When the six member states of the Shanghai Co-operation Organisation (SCO) gather in Beijing for the group's annual summit tomorrow, they are expected to push an agenda showing the bloc is becoming more united and able to cast a larger influence on global affairs.
Since the organisation's establishment 11 years ago, its members - China, Russia, Uzbekistan, Kazakhstan, Kyrgyzstan and Tajikistan - have been clear about their desire to distance the group from any alliance with Nato.
And analysts say the SCO, which focuses largely on security-related concerns in Central Asia, is likely this week to discuss the recent US-led Nato missile defence facilities in Europe that Moscow says could intercept all missiles launched from Russia.
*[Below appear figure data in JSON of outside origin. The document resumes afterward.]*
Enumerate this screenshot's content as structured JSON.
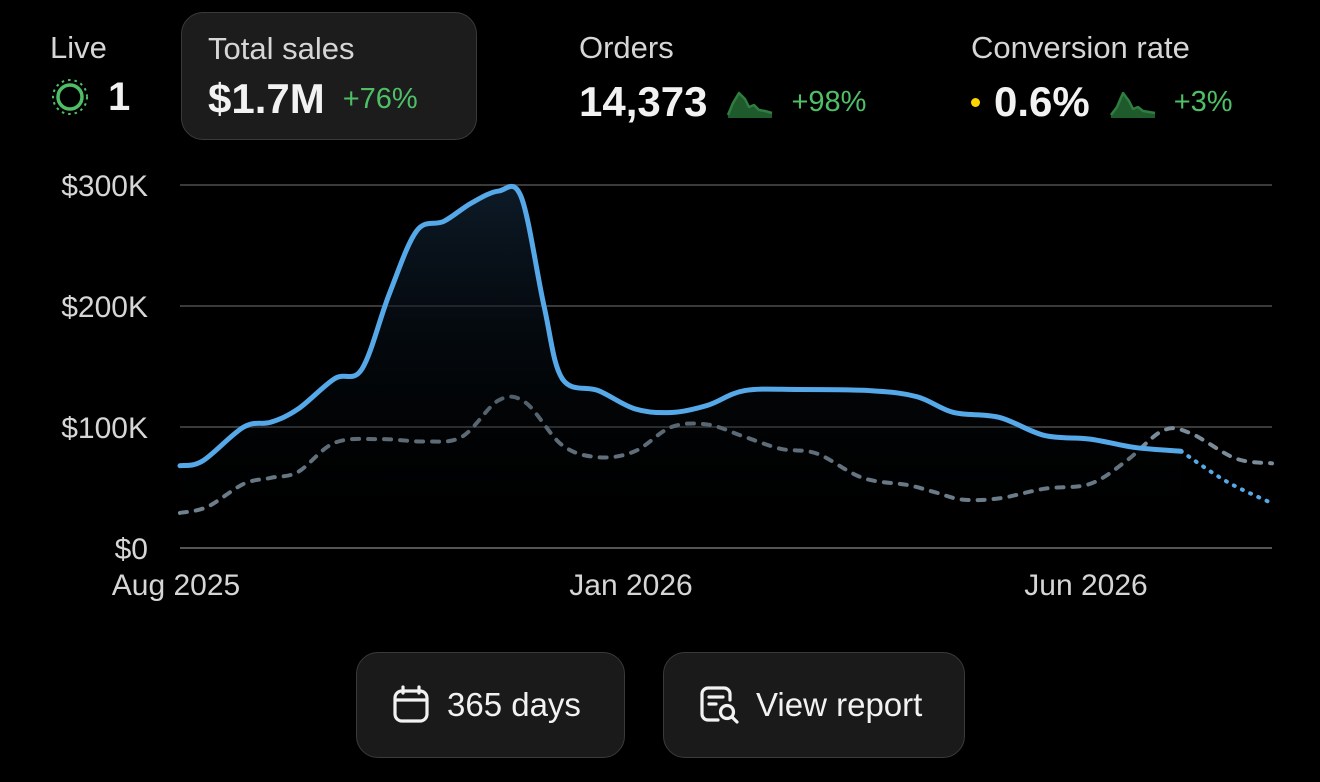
{
  "metrics": {
    "live": {
      "label": "Live",
      "value": "1",
      "icon": "live-pulse-icon",
      "color": "#4fbf67"
    },
    "total_sales": {
      "label": "Total sales",
      "value": "$1.7M",
      "change": "+76%"
    },
    "orders": {
      "label": "Orders",
      "value": "14,373",
      "change": "+98%",
      "icon": "sparkline-icon"
    },
    "conversion": {
      "label": "Conversion rate",
      "value": "0.6%",
      "change": "+3%",
      "icon": "sparkline-icon",
      "dot_color": "#ffd400"
    }
  },
  "buttons": {
    "range": {
      "label": "365 days",
      "icon": "calendar-icon"
    },
    "report": {
      "label": "View report",
      "icon": "report-search-icon"
    }
  },
  "chart_data": {
    "type": "line",
    "ylim": [
      0,
      300000
    ],
    "y_ticks": [
      0,
      100000,
      200000,
      300000
    ],
    "y_tick_labels": [
      "$0",
      "$100K",
      "$200K",
      "$300K"
    ],
    "x_tick_labels": [
      {
        "label": "Aug 2025",
        "x": 0
      },
      {
        "label": "Jan 2026",
        "x": 5
      },
      {
        "label": "Jun 2026",
        "x": 10
      }
    ],
    "xlim": [
      0,
      12
    ],
    "grid": true,
    "series": [
      {
        "color": "#56a9e8",
        "style": "solid",
        "filled": true,
        "projection_from": 11,
        "points": [
          [
            0,
            68000
          ],
          [
            0.25,
            72000
          ],
          [
            0.7,
            100000
          ],
          [
            1.0,
            104000
          ],
          [
            1.3,
            115000
          ],
          [
            1.7,
            140000
          ],
          [
            2.0,
            148000
          ],
          [
            2.3,
            210000
          ],
          [
            2.6,
            262000
          ],
          [
            2.9,
            270000
          ],
          [
            3.2,
            285000
          ],
          [
            3.5,
            295000
          ],
          [
            3.75,
            290000
          ],
          [
            4.0,
            200000
          ],
          [
            4.2,
            140000
          ],
          [
            4.6,
            130000
          ],
          [
            5.0,
            115000
          ],
          [
            5.4,
            112000
          ],
          [
            5.8,
            118000
          ],
          [
            6.2,
            130000
          ],
          [
            6.8,
            131000
          ],
          [
            7.6,
            130000
          ],
          [
            8.1,
            125000
          ],
          [
            8.5,
            112000
          ],
          [
            9.0,
            108000
          ],
          [
            9.5,
            93000
          ],
          [
            10.0,
            90000
          ],
          [
            10.5,
            83000
          ],
          [
            11.0,
            80000
          ],
          [
            11.5,
            55000
          ],
          [
            12.0,
            37000
          ]
        ]
      },
      {
        "color": "#7a8c9a",
        "style": "dashed",
        "filled": false,
        "points": [
          [
            0,
            29000
          ],
          [
            0.3,
            34000
          ],
          [
            0.7,
            53000
          ],
          [
            1.0,
            58000
          ],
          [
            1.3,
            63000
          ],
          [
            1.7,
            87000
          ],
          [
            2.2,
            90000
          ],
          [
            2.7,
            88000
          ],
          [
            3.1,
            92000
          ],
          [
            3.5,
            122000
          ],
          [
            3.8,
            120000
          ],
          [
            4.2,
            85000
          ],
          [
            4.6,
            75000
          ],
          [
            5.0,
            80000
          ],
          [
            5.4,
            100000
          ],
          [
            5.8,
            102000
          ],
          [
            6.2,
            92000
          ],
          [
            6.6,
            82000
          ],
          [
            7.0,
            78000
          ],
          [
            7.5,
            58000
          ],
          [
            8.0,
            52000
          ],
          [
            8.3,
            46000
          ],
          [
            8.6,
            40000
          ],
          [
            9.0,
            41000
          ],
          [
            9.5,
            49000
          ],
          [
            10.0,
            53000
          ],
          [
            10.4,
            72000
          ],
          [
            10.8,
            97000
          ],
          [
            11.1,
            95000
          ],
          [
            11.6,
            74000
          ],
          [
            12.0,
            70000
          ]
        ]
      }
    ]
  }
}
'The SCO believes the Nato initiative will affect regional security, and this is expected to be an agenda item for the annual summit,' said Li Xing , an expert in international affairs at Beijing Normal University.
The SCO has previously been used as a platform for criticising the West. Iranian President Mahmoud Ahmadinejad, whose country acts as an observer in the SCO, has made verbal attacks at the summit against the US, whose application for observer status in the bloc was rejected in 2006.
Xing Guangcheng , an expert on Russian affairs at the Chinese Academy of Social Sciences, pointed to membership requests from observer nations such as India and Pakistan as evidence of the SCO's growing prominence in recent years.